O enterro de D. Maria Carlota, foi decente. D. Ermelinda encarregara-se de todas as despesas. Agradeceu a filha da finada este favor, que lhe pesava na alma. Não sabia porque senti antipathia por aquella senhora tão obsequiosa. As suas maneiras um tanto ridiculas e affectadas, não eram motivo para que a bondade da sua alma não fosse apreciada. Assim pensava Maria Isabel, e comtudo antes quizera dever mais esta esmola a Carolina e Francisco. O moço tambem não consentiu de mau grado que aquella fuinha, como chamava a D. Ermelinda, viesse entrometter-se onde não era chamada. Tinha embirra mais pronunciada por ella do que a donzella; era uma antipathia formal.

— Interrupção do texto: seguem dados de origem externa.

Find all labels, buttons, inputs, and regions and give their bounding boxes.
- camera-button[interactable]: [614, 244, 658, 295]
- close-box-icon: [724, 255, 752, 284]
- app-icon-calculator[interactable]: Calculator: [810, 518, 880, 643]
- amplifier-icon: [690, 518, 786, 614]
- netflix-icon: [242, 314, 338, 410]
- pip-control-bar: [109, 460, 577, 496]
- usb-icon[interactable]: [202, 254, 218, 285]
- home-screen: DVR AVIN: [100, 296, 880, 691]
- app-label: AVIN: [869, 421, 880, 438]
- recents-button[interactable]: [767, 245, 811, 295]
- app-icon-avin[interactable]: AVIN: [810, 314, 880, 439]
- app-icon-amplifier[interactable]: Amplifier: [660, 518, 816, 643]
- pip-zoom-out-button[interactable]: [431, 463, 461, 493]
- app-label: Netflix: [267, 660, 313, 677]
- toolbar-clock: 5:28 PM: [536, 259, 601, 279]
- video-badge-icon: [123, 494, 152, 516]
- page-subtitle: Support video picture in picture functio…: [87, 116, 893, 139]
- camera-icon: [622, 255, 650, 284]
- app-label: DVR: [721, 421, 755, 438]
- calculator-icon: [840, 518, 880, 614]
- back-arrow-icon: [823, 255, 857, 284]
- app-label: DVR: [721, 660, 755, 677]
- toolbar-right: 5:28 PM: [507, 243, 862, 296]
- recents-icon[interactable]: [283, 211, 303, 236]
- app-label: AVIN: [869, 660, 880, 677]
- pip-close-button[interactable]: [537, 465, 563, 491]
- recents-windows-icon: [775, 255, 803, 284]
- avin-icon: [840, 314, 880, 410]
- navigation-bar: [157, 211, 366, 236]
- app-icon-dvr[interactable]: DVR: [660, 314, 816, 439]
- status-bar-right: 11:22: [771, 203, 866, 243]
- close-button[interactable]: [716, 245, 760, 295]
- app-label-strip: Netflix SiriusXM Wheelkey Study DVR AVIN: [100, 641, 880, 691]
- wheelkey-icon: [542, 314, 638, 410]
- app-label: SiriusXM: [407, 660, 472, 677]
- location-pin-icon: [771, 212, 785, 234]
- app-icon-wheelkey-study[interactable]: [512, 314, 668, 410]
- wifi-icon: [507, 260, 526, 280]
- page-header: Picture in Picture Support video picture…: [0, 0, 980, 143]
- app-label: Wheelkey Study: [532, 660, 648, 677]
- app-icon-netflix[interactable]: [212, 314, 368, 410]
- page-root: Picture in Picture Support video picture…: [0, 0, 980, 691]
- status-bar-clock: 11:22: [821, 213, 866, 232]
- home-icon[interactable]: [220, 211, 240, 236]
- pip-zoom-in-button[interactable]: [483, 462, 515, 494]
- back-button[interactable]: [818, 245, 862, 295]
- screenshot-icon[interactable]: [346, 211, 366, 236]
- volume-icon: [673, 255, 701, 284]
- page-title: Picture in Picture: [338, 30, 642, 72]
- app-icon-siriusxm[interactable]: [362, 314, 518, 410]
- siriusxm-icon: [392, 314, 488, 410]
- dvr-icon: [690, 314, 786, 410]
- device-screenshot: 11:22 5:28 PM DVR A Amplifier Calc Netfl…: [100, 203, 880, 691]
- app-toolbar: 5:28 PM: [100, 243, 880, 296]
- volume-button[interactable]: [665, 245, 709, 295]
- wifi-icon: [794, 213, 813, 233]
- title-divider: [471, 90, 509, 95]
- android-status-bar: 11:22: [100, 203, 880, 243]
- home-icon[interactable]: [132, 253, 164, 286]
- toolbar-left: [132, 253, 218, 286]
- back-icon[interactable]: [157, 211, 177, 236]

Carolina tornou logo depois do enterro ao seu modo de vida, e com mais azafama, para descontar o tempo perdido. Maria Isabel quiz fazer o mesmo. Não devia servir só de peso áquella boa gente. Tinha-lhe já feito tantos gastos... Era preciso, pois, trabalhar para ganhar d'alli em diante o seu pão. Os pobres não têem logar de chorar os seus defuntos. E' por isso que entre elles se embota quasi sempre a sensibilidade. O material da vida afoga o ideal. Trabalhar, e sempre trabalhar, se não querem morrer de fome. Quando morre um pae, um filho, um irmão, gritam e pranteiam muito: parece quererem epilogar todo o pesar n'aquellas horas em que o defunto está sobre terra. Enterrado elle, voltam immediatamente ao trabalho e os choros cessaram; ao menos officialmente. Não é da prache chorar senão quando espira alguem, e quando o corpo sahe de casa: o mais é luxo de sensibilidade tido por nocivo. E' preciso tratar dos vivos; os mortos já se choraram.

Maria Isabel quiz sugeitar-se ao uso d'aquelles entre que a arremeçara a desgraça; mas contava demasiado com as suas forças. Apenas Carolina sahira para ir trabalhar fóra, assentou-se perto da janella com a sua costura, mas sem dar um ponto, olhou em roda do quarto, arremeçou a costura ao chão, e ergueu-se bradando:

― Minha mãe!.. minha mãe!.. e lançou-se de braços sobre o leito que ambos tinha partilhado no seu infortunio, e em que nas ultimas tres semanas vira soffrer sua mãe, e a final exalar o ultimo suspiro.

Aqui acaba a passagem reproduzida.